Besides the fact that as far as I know the gas tax was *not* included as an option alongside the Street Fee in the February survey Novick keeps telling us it was, it now seems like it would have been important to have mentioned in that survey that a nontrivial fraction of the revenue from this particular (city-favored) approach was going to be gobbled up in administration. The $46million or whatever is the gross take, is it not? = the amount we are expected to pay, rather than the amount the City has available to then do the safety and paving tasks it says it needs to attend to?

9 years ago

O.K. I appreciate that explanation. That makes more sense than what I was misinterpreting them to be saying.


9 years ago

Who else in SW Portland has done as much as SW Trails and Don Baack? Did Portland Public School staff help build the trail by Smith Elementary in 2014?

Scott Kocher
Scott Kocher
9 years ago

Pedestrian safety and advocacy is the “other half” of active transportation. It has huge potential and deserves heaps more attention.

Noel Mickelberry
9 years ago

Thanks so much for the great write-up, Michael! Hearing from our Weston Award winners about what they are excited about, what they want to see change, and the amazing work they have brought to Portland truly was the highlight of the evening. Huge thank you to our supporters, volunteers and everyone who joined us on Saturday! We’re excited about our work in 2015 to see Vision Zero become a reality in Portland, and we firmly believe it takes a social justice lens & collaboration with many diverse partners to accomplish it.

Don Baack
9 years ago

You state “Don Baack, founder of the DIY trailbuilding team Southwest Trails, received a lifetime achievement award for his efforts to build and maintain walking paths (along with maps and signs) on public rights-of-way through Southwest Portland, often without asking the city’s permission.”

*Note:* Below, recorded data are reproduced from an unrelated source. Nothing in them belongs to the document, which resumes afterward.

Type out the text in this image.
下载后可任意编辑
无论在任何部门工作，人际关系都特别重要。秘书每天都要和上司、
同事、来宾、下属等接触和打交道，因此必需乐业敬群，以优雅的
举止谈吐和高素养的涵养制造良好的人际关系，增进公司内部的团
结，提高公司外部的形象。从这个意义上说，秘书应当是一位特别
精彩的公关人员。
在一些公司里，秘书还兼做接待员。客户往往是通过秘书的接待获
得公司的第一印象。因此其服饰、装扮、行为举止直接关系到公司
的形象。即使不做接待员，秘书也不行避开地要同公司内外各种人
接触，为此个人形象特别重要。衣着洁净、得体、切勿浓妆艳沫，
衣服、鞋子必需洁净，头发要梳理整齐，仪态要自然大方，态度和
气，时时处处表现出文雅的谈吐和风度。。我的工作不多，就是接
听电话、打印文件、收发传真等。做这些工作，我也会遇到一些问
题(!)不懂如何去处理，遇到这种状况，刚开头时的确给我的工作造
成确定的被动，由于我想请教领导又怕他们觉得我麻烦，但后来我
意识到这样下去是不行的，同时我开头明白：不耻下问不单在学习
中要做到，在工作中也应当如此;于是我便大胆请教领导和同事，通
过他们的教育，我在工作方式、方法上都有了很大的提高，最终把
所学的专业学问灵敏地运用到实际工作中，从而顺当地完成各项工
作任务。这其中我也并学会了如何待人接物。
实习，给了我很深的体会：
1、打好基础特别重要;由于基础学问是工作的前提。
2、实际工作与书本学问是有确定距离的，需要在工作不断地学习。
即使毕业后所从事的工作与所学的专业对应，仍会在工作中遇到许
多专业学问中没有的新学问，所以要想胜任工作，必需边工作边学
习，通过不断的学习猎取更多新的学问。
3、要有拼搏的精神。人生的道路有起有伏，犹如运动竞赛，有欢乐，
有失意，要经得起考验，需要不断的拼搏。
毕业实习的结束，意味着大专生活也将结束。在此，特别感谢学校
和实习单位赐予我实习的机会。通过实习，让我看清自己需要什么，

Where do you get this? Please cite sources, check your facts. We have built the SW urban Trail network as spelled out in the City Council Adopted SW Urban Trail Plan. We got environmental permits where required, but did not get PBOT permits because we were told we did not need PBOT permits when we began our work in 2000 to do so by our staff contact, Bill Hoffman. Only in recent years has that been required. We have had an application for a permit pending for a very simple trail for almost a year!

Some of our most difficult projects were inspected and approved by Brant Williams, then PBOT Director and the Portland Parks trail person.

SWTrails was instrumental in getting several important pedestrian Crossings installed. Including BARBUR crossings at 4900 (Rasmussen Apartments) and SW 13th among others.
SWTrails also developed the SW component of the 2030 Portland Bicycle Plan, and w work to improve the bicycle environment of SW Portland.

Suggest you get some facts before you write another piece with such sweeping conclusions.

9 years ago

Perhaps BikePortland made a typo. It can’t be OregonWalks. it must be Portland Walks because once again supposedly Oregon-wide group is only focused on the Portland Echo Chamber.
Where is the group located?
240 N. Broadway #215, Portland, OR

Where was the group’s Weston Awards ceremony held?
Red Rose Ballroom, 1829 NE Alberta St., Portland

Where are all the winners from?

Once again another advocacy group ignores the rest of the state. Why didn’t you invite the Governor of Portland Kitzhaber too?

Steve B
9 years ago
Reply to  Mike

Hi Mike — Thanks for your comments. Yes, we are based in Portland and certainly much of our base is in the Metro area, however we do lobby at the state level for increased funding and better traffic laws that will improve walking conditions statewide. We have much work to do and I’d like to hear more about your concerns around the state. Please send me an email at steve (at) oregonwalks (dot) org to discuss.